In 2003, astronomers used the transit method to detect a planet only 0.024 AU from its star (one-sixteenth as far from its star as Mercury is from the Sun). That planet orbits once every 28 hours and 33 minutes. In 2011, the planet Kepler 70b was observed orbiting its star once every 5.8 hours at a distance of 0.01 AU. This planet has a surface temperature of 7200 K, hotter than the surface of our Sun. It is the planet closest to its star known so far.

In 2010, observations of exoplanets transiting their stars revealed that some of the planets are orbiting in the opposite direction to which their stars rotate (or spin). This motion is intriguing because it runs counter to the predictions of the Nice model (see Section 4-2), in which planets should orbit in the same direction as the stellar rotation, as occurs here in our solar system.

Many of the more than 1800 exoplanets discovered so far have highly elliptical orbits, with eccentricities up to at least e = 0.97, compared to the highest orbital eccentricity of any planet in our solar system of 0.206 for Mercury. For example, Fomalhaut b, discussed in Section 5-2, is a planet with a high orbital eccentricity. Star systems with massive planets in highly eccentric orbits are unlikely to have life-sustaining Earthlike planets, because the changing location of the massive planet is likely to prevent smaller planets from staying in stable orbits.

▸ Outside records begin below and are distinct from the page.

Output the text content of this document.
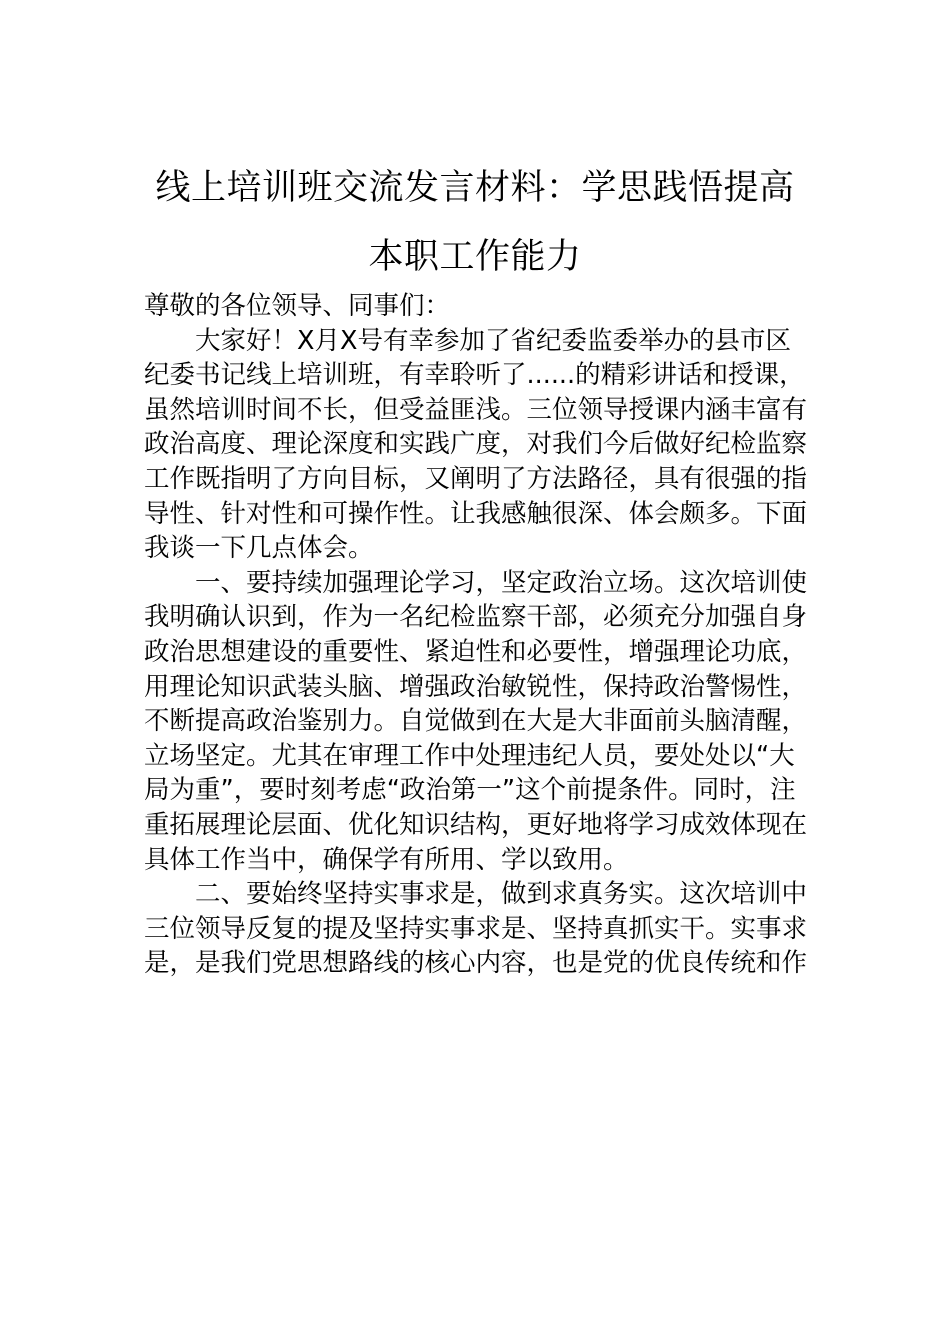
线上培训班交流发言材料：学思践悟提高
本职工作能力

尊敬的各位领导、同事们：

大家好！X月X号有幸参加了省纪委监委举办的县市区纪委书记线上培训班，有幸聆听了......的精彩讲话和授课，虽然培训时间不长，但受益匪浅。三位领导授课内涵丰富有政治高度、理论深度和实践广度，对我们今后做好纪检监察工作既指明了方向目标，又阐明了方法路径，具有很强的指导性、针对性和可操作性。让我感触很深、体会颇多。下面我谈一下几点体会。

一、要持续加强理论学习，坚定政治立场。这次培训使我明确认识到，作为一名纪检监察干部，必须充分加强自身政治思想建设的重要性、紧迫性和必要性，增强理论功底，用理论知识武装头脑、增强政治敏锐性，保持政治警惕性，不断提高政治鉴别力。自觉做到在大是大非面前头脑清醒，立场坚定。尤其在审理工作中处理违纪人员，要处处以“大局为重”，要时刻考虑“政治第一”这个前提条件。同时，注重拓展理论层面、优化知识结构，更好地将学习成效体现在具体工作当中，确保学有所用、学以致用。

二、要始终坚持实事求是，做到求真务实。这次培训中三位领导反复的提及坚持实事求是、坚持真抓实干。实事求是，是我们党思想路线的核心内容，也是党的优良传统和作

As you can see in Figure 5-8a, many giant planets orbit surprisingly close to their stars, much closer than Earth is to the Sun. If the Nice model of how giant planets form is correct, then these planets are spiraling inward after having formed farther away from their stars than they are now.

A dramatic consequence of the inward spiraling of planets was discovered in 2001, when the remnants of at least one planet were discovered in the atmosphere of star HD 82943 that still has at least two other planets in orbit around it. This star’s atmosphere contained a rare form of lithium that is found in planets but that is destroyed in stars within 30 million years after they form. The presence of this isotope, 6Li, means that at least one planet spiraled so close to the star that it was vaporized.

In 2008, a roughly Jupiter-mass planet, WASP-12b, was discovered so close to its star, WASP-12, that tides caused by the star have made the planet egg-shaped. WASP-12b’s atmosphere is now being pulled onto its star at a rate of about 15 × 1020 kg (2 × 1017 tons) per year. The planet will be devoured within 10 million years.

Conversely, the exoplanet farthest from its star is HIP 77900 b, which orbits its star at a distance of 3200 AU. You can explore many facets of exoplanetology at exoplanet.eu.